We British love a summer trip to the seaside – almost everyone has fond memories of childhood days spent at one of the many popular resorts such as Blackpool (in the north of England) or Southend (in the south). The sunshine brings the crowds thronging to stroll along the wide promenades and sandy beaches, to paddle in the sea, build sandcastles, shop for presents in the gaudy souvenir shops and enjoy the brash excitement of the fairground. Mingled with the salty tang of the bracing sea air are the sweet, sugary aromas of unique seaside delicacies loved by generations of British children – glistening toffee apples, light as a cloud candy floss (cotton candy) and seaside rock.

Rock was invented in the 19th century when it was known as rock candy. A confection of boiled sugar flavoured with peppermint, it is most familiar as a lurid pink stick with the name of the resort running right the way through it in tiny red letters. Tastes in rock have changed over the years and although sticks of rock are still popular, nowadays they come in all sorts of colours and flavours. There’s also a huge selection of shapes, colours and flavours to choose from: baskets of ‘fruit’, with each ‘fruit’ flavoured with the appropriate flavouring; cardboard plates of ‘bacon and eggs’; ‘false teeth’ and even realistic looking ‘kippers’ are all made entirely of rock and destined to be bought as gifts for friends.

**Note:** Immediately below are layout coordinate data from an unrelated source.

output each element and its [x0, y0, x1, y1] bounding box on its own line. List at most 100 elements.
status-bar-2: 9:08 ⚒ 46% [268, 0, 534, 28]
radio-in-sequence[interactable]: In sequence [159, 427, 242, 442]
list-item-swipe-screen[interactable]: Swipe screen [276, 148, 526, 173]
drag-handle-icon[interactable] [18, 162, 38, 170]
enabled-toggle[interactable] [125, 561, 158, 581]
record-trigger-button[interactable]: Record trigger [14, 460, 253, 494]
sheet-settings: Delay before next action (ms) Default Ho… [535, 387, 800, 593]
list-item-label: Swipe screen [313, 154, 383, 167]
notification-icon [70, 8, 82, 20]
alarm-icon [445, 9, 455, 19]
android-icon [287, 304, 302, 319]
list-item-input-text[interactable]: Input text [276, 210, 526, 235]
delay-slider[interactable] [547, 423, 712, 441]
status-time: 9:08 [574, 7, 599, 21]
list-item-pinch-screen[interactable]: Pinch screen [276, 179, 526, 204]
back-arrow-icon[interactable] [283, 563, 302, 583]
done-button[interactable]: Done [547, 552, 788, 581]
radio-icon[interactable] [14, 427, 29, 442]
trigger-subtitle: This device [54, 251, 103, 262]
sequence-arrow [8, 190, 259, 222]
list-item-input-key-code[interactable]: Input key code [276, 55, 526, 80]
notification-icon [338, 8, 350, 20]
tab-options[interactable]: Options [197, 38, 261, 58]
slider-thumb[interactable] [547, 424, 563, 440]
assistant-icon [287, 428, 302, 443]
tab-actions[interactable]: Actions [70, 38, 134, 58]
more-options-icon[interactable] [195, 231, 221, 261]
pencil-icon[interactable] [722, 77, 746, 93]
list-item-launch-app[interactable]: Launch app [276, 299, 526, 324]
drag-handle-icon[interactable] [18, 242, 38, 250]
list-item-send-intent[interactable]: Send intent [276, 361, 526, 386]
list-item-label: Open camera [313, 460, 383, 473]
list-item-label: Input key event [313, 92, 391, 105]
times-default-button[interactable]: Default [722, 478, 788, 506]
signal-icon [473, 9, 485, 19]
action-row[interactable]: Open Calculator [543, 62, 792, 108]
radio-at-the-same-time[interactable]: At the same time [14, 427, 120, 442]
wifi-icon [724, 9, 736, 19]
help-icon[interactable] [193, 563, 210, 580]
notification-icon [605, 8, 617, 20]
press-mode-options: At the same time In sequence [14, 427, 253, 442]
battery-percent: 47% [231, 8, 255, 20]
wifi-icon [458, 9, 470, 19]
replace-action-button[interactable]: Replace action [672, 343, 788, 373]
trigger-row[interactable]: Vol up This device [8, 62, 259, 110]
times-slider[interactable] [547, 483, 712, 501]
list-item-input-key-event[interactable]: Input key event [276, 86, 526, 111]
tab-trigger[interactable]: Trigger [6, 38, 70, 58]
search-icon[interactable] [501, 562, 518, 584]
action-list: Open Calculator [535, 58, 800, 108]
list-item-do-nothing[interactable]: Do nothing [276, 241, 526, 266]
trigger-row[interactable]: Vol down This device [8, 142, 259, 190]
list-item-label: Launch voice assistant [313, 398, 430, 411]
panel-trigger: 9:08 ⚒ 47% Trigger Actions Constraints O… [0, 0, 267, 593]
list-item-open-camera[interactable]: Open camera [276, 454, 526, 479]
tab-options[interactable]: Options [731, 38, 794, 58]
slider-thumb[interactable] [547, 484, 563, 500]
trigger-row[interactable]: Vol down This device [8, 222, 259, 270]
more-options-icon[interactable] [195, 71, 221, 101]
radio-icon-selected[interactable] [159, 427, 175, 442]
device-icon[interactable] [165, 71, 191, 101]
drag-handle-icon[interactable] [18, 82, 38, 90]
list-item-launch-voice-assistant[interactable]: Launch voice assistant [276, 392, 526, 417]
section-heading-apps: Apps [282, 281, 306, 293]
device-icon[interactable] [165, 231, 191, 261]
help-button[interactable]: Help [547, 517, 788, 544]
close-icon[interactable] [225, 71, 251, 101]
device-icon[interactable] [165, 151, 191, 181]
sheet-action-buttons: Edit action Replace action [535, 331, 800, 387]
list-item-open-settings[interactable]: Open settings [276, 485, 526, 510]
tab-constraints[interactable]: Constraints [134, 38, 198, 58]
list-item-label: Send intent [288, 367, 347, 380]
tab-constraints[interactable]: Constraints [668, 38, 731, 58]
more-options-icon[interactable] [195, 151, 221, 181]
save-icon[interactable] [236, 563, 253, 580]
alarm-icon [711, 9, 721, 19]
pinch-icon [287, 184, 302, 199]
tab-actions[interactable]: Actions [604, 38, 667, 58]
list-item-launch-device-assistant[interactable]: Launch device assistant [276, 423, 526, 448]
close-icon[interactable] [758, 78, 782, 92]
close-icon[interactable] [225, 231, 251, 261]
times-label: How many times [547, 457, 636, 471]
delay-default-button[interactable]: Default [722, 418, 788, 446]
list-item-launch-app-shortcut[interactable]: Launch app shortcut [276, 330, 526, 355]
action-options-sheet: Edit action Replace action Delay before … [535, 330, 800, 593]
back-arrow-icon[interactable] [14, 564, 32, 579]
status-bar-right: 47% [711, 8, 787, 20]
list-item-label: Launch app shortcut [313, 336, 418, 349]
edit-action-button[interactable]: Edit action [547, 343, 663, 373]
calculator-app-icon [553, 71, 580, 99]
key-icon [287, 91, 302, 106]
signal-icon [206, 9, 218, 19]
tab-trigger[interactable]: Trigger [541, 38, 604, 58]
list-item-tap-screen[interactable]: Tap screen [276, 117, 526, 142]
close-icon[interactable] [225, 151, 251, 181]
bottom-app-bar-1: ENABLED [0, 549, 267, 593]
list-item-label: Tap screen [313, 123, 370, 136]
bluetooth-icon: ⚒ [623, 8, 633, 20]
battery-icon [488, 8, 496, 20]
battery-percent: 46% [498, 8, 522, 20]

Candy Floss (cotton candy) that light, airy confection of spun sugar, was first made around 1900 as a fairground treat. Children today love to watch fascinated, as the sugar and pink colouring are sprinkled into a stainless steel drum, a wooden stick is placed in the centre and the attendant switches on the machine. The drum rapidly spins the sugar around the stick to produce the familiar puffy pink cloud and its sweet, sticky scent of hot sugar.

Toffee apples were originally a medieval luxury for the wealthy nobility of England. They were sold at the numerous fairs held to celebrate religious feasts and were made by coating apples with a mixture of boiling honey and beeswax. Toffee apples have remained a fairground treat, although nowadays affordable by everyone. The contrast of crisp fresh apple flesh with the sweet brittle toffee is delightful. Toffee apples are easy to make at home – although they are best eaten on the day they are made.

8 eating apples
450g white sugar
110g butter
2 Tablespoons water

Wipe the apples, remove the stalks and insert a wooden stick into each stalk end. Put the sugar, butter and water into a heavy pan and heat over a low heat until the sugar has dissolved.

Bring to the boil and boil the mixture to 280F/140C on a sugar thermometer or until a little of the mixture dropped into iced water separates into hard but not brittle threads.

Dip the apples into the toffee, then into cold water to set the toffee. Place on waxed paper and eat the same day.